The netbook line may have been declared dead in the mainstream market, but that hasn’t stopped more adventurous companies from trying their hand at it in one form or another. From smartphones that unfold into a laptop to mini laptops that can fit on the palm of your hand. Somewhat. Most of these come from Chinese brands that can afford to play around with their products. One of the latest and most unconventional is the One Mix 2 Yoga, a second gen convertible laptop whose specs may sound too good to be true.
We’ve seen and used our fair share of these “palmtop” PCs, most of them coming from GPD or GamePad Digital, a more or less established Chinese company whose claim to local fame has been Android-based gaming handheld. For the past two years, it has successfully crowdfunded a handheld Windows 10 Gaming PC and a more conventional but tiny Windows 10/Ubuntu Linux laptop. It has even recently followed it up with second gen models.

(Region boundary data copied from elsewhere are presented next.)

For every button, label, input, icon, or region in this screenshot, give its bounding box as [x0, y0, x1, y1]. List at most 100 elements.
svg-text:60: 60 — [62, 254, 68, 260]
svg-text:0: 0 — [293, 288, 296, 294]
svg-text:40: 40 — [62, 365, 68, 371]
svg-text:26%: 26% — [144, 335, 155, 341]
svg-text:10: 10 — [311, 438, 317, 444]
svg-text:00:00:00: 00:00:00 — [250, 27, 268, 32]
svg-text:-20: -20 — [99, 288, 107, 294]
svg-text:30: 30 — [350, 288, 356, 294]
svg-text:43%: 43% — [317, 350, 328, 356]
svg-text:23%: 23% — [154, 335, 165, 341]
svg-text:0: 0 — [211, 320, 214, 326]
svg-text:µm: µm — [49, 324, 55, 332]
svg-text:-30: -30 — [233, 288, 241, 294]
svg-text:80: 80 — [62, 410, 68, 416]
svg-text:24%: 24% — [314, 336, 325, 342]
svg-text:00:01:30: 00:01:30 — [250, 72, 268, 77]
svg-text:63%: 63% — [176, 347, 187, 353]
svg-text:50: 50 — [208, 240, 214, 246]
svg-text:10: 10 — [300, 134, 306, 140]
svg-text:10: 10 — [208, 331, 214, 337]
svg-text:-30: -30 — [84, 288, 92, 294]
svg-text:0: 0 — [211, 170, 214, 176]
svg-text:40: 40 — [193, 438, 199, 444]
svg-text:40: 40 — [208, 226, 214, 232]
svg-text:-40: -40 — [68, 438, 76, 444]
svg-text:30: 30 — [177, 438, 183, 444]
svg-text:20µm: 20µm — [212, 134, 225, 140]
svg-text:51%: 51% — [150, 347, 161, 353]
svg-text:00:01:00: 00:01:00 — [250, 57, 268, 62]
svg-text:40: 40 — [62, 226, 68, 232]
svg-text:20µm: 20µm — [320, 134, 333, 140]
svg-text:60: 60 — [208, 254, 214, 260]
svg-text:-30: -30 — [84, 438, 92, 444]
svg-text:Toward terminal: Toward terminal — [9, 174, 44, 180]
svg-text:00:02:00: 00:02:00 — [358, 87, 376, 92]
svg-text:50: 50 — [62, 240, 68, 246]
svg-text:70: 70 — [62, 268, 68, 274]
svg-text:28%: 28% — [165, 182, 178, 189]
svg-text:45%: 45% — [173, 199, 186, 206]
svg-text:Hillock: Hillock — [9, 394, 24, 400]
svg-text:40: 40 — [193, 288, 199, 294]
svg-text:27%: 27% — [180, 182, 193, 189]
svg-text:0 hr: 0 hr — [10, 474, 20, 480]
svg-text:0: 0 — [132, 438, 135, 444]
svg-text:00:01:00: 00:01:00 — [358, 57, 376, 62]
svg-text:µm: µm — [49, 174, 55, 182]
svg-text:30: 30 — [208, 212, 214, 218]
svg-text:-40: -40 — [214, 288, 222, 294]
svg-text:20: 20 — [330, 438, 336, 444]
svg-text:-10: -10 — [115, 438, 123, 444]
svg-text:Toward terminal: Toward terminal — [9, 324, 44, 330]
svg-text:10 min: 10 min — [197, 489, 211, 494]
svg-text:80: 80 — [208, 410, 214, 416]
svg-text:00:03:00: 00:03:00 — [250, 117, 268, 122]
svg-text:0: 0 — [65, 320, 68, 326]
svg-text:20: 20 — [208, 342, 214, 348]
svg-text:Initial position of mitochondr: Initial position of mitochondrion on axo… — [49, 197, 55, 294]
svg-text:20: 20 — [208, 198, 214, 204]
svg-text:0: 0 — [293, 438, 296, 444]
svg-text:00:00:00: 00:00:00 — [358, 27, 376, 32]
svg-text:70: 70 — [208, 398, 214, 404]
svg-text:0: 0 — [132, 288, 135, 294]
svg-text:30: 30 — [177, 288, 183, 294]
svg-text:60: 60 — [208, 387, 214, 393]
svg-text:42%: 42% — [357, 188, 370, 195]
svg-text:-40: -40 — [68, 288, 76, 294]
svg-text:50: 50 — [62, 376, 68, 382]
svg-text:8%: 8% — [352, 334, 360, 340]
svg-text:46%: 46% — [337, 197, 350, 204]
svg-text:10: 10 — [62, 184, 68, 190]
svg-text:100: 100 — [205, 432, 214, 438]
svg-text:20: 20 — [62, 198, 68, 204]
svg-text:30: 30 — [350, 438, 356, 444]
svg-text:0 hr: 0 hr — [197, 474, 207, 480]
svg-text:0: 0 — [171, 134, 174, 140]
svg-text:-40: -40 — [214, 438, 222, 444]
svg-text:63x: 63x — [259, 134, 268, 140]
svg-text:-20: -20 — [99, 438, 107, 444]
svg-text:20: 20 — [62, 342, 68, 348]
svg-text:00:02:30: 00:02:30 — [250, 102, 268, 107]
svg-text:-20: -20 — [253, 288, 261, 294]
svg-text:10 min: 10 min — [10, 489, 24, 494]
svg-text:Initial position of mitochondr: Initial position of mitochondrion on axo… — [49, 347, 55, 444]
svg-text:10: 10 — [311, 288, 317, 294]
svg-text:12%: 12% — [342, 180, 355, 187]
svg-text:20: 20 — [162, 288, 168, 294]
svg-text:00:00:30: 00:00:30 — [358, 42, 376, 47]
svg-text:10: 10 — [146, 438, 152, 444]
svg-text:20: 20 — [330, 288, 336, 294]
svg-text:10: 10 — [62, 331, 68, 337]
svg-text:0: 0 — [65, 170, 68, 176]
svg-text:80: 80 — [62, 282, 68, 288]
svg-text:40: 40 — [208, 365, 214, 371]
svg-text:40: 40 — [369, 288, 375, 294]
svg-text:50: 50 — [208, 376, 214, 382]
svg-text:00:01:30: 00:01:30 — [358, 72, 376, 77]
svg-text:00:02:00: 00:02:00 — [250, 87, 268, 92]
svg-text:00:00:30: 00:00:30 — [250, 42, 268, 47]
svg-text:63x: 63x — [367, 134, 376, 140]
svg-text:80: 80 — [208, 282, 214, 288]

In comparison, One Mix is lesser known but its ambition definitely isn’t. It put out a One Mix Yoga that, at first blush, looked like a GPD Pocket clone. But this one had a special trick. Like what it’s Lenovo-sounding name implies, it can bend its screen backwards to the point that the small laptop becomes a small tablet. It even had a pressure sensitive stylus to boot.
The One Mix Yoga, however, was far from being an ideal mobile PC because of its specs. The One Mix 2 Yoga fixes all that to the point that it almost sounds impossible. Intel Core m3-7Y30 processor? Check. 8 GB of RAM? Check. 256 GB PCIe SSD? Check. While that combination of specs isn’t uncommon, cramming those all into a 7-inch laptop with a 1920×1200 touch screen definitely is.
Geekbuying has a pre-order sale for the base configuration price at $650. It’s almost easy to complain how expensive that is until you compare it with something like the Microsoft Surface Go that charges nearly the same but for much lower specs. Then again, the Surface Go comes from a reputable company. And while One Mix was able to deliver its first Yoga with barely any drama, there’s always a first time for everything.